- Born: James P. Tucker, Jr. December 31, 1934 Charlotte, North Carolina, U.S.
- Died: April 26, 2013 (aged 78) Fredericksburg, Virginia, U.S.
- Occupation: Journalist
- Children: 2
- Writing career
- Language: English
- Subjects: Council on Foreign Relations, Trilateral Commission, Bilderbergers
- Notable work: Jim Tucker's Bilderberg Diary

= Jim Tucker (journalist) =

American journalist

James P. Tucker, Jr. (December 31, 1934 – April 26, 2013), also known as Big Jim Tucker, was an American journalist and author of Jim Tucker's Bilderberg Diary who began to focus on the Bilderberg Group in 1975.

Tucker has been described as a "veteran Bilderberg observer", "the doyen of Bilderberg hunters", as "an oddball Washington journalist", and as a "right-wing conspiracy investigator".

==Career==

===Journalism===
Tucker was a sports journalist with a newspaper in Washington from 1975 until his death.

Tucker started writing for the populist newspaper The Spotlight in 1975, and continued as a contributor until its closure in 2001. Shortly after the paper's closure, Tucker and many former Spotlight employees founded the similarly toned American Free Press.

===Bilderberg Group===

====1990s====
Tucker said he was able to write the "advance story" on the downfall of Margaret Thatcher, as well as the rise of Bill Clinton, after he attended the Bilderberg meeting at Baden-Baden in Germany in 1991. He claimed Thatcher was removed from office because she "didn't like it [the Bilderberg group]" and that as a result they "replaced her" with a trapeze artist John Major from the same party". According to Tucker's "close paraphrasing" of a conversation some years later, Thatcher told him it was "a tribute to be denounced by them" at a function in Washington. Thatcher actually attended at least three Bilderberg meetings.

Tucker's efforts to infiltrate the 1999 Bilderberg meeting at the Hotel Caesar Park in Sintra, Portugal were chronicled by British reporter Jon Ronson in his book Them: Adventures with Extremists. The infiltration was also broadcast as part of Channel 4's The Secret Rulers of the World series. Tucker told Ronson "[t]hey exist and they're not playing pinochle in there."

====2000s====
In 2005, Tucker wrote Jim Tucker's Bilderberg Diary, published by the American Free Press – where he was an editor. The book chronicled his thirty-plus years of investigations into the Bilderberg Group.

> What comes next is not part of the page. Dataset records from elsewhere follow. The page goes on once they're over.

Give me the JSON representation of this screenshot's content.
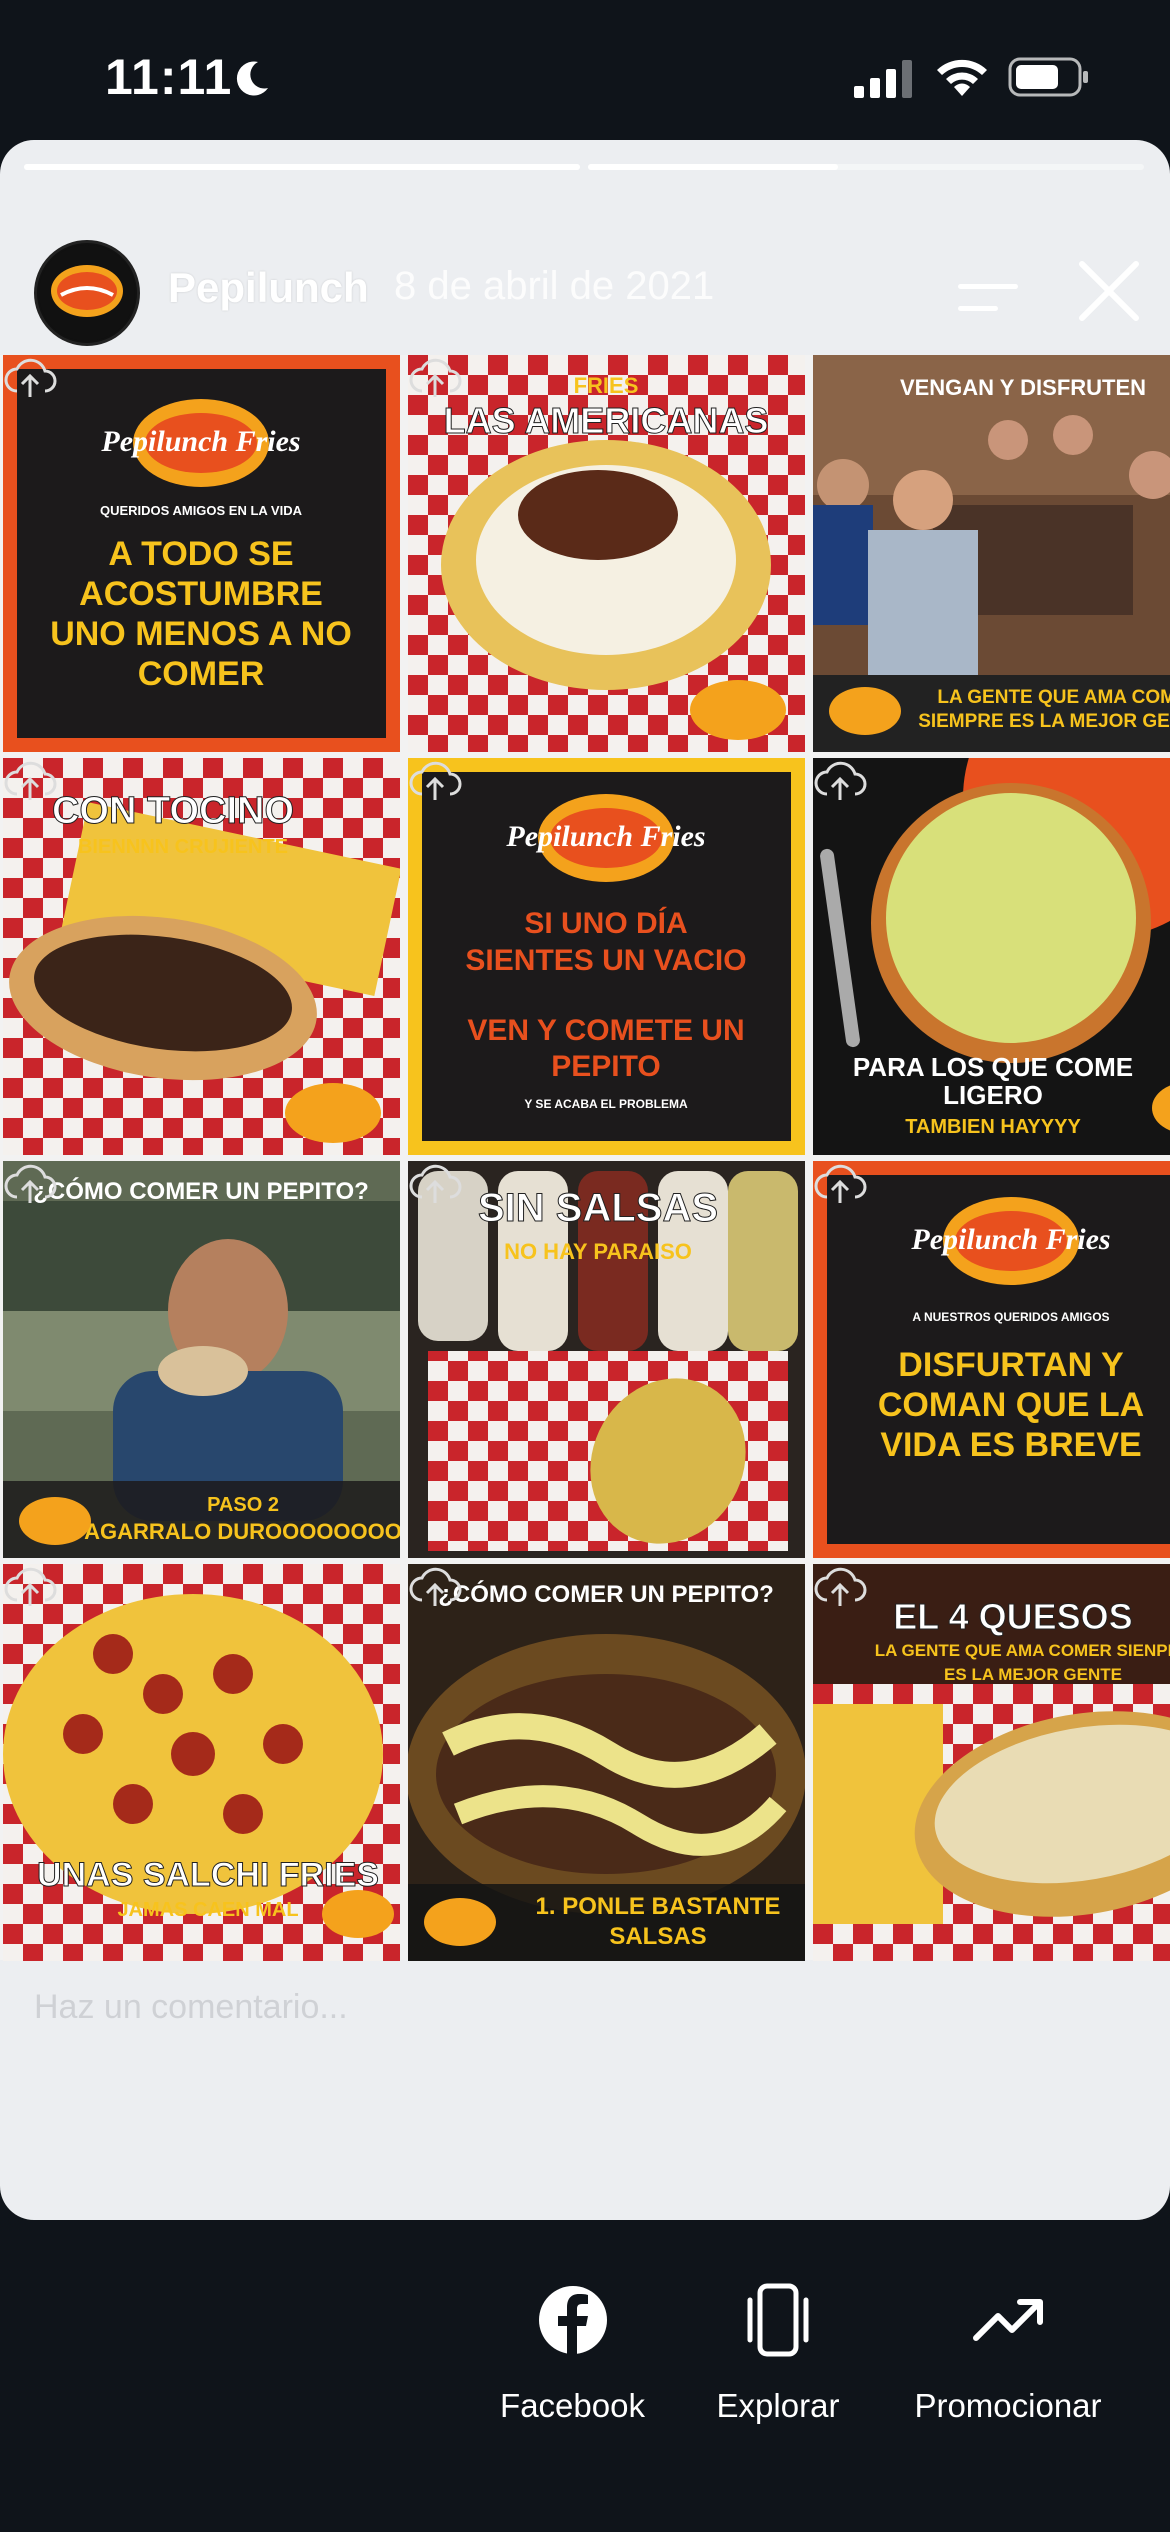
{
  "status_bar": {
    "time": "11:11",
    "icons": [
      "moon-icon",
      "cellular-signal-icon",
      "wifi-icon",
      "battery-icon"
    ]
  },
  "story": {
    "author": "Pepilunch",
    "date": "8 de abril de 2021",
    "progress_segments": [
      1,
      0.45
    ],
    "comment_placeholder": "Haz un comentario..."
  },
  "tiles": [
    {
      "brand": "Pepilunch Fries",
      "small": "QUERIDOS AMIGOS EN LA VIDA",
      "lines": [
        "A TODO SE",
        "ACOSTUMBRE",
        "UNO MENOS A NO",
        "COMER"
      ]
    },
    {
      "title_small": "FRIES",
      "title": "LAS AMERICANAS"
    },
    {
      "title": "VENGAN Y DISFRUTEN",
      "caption": [
        "LA GENTE QUE AMA COME",
        "SIEMPRE ES LA MEJOR GENTE"
      ]
    },
    {
      "title": "CON TOCINO",
      "subtitle": "BIENNNN CRUJIENTE"
    },
    {
      "brand": "Pepilunch Fries",
      "lines": [
        "SI UNO DÍA",
        "SIENTES UN VACIO",
        "",
        "VEN Y COMETE UN",
        "PEPITO"
      ],
      "small": "Y SE ACABA EL PROBLEMA"
    },
    {
      "caption": [
        "PARA LOS QUE COME",
        "LIGERO"
      ],
      "subcaption": "TAMBIEN HAYYYY"
    },
    {
      "title": "¿CÓMO COMER UN PEPITO?",
      "caption": [
        "PASO 2",
        "AGARRALO DUROOOOOOOO"
      ]
    },
    {
      "title": "SIN SALSAS",
      "subtitle": "NO HAY PARAISO"
    },
    {
      "brand": "Pepilunch Fries",
      "small": "A NUESTROS QUERIDOS AMIGOS",
      "lines": [
        "DISFURTAN Y",
        "COMAN QUE LA",
        "VIDA ES BREVE"
      ]
    },
    {
      "caption": [
        "UNAS SALCHI FRIES"
      ],
      "subcaption": "JAMAS CAEN MAL"
    },
    {
      "title": "¿CÓMO COMER UN PEPITO?",
      "caption": [
        "1.  PONLE BASTANTE",
        "SALSAS"
      ]
    },
    {
      "title": "EL 4 QUESOS",
      "subtitle": "LA GENTE QUE AMA COMER SIENPRE",
      "subtitle2": "ES LA MEJOR GENTE"
    }
  ],
  "actions": [
    {
      "label": "Facebook",
      "icon": "facebook-icon"
    },
    {
      "label": "Explorar",
      "icon": "explore-icon"
    },
    {
      "label": "Promocionar",
      "icon": "trending-up-icon"
    }
  ],
  "colors": {
    "accent_orange": "#e8501e",
    "accent_yellow": "#f7c31d",
    "dark_panel": "#1c1a1b",
    "background": "#0f141a"
  }
}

After the 2006 Bilderberg meeting in Ottawa, Tucker claimed that he "was able to report that in the year ahead many hundreds of thousands of American home owners would lose their homes". Tucker said a Bilderberg attendee remarked "the stupid jerks deserve it" while another responded to the comment by saying "[t]hat's awful cruel".

Tucker is featured prominently in a 2007 film made by radio host Alex Jones, Endgame: Blueprint for Global Enslavement, which partially deals with the 2006 Bilderberg conference at the Brookstreet Hotel in Ottawa, Ontario. Similarly, both Tucker and Jones are featured in the 2009 documentary film, New World Order. Charlie Skelton encountered Tucker in 2009 while researching that year's Bilderberg.

And then, on the pavement ahead, there he was. I recognised him from the videos. The braces, the loose shirt, the grizzle. The tattered leather briefcase, packed with dark secrets. It was the doyen of Bilderberg hunters himself, Jim Tucker.
— -Charlie Skelton in The Guardian on 13 May 2009.

==Personal life and death==
Tucker lived in the Washington, D.C. area after first moving there in 1975. He passed away on April 26, 2013, after a fall in his home.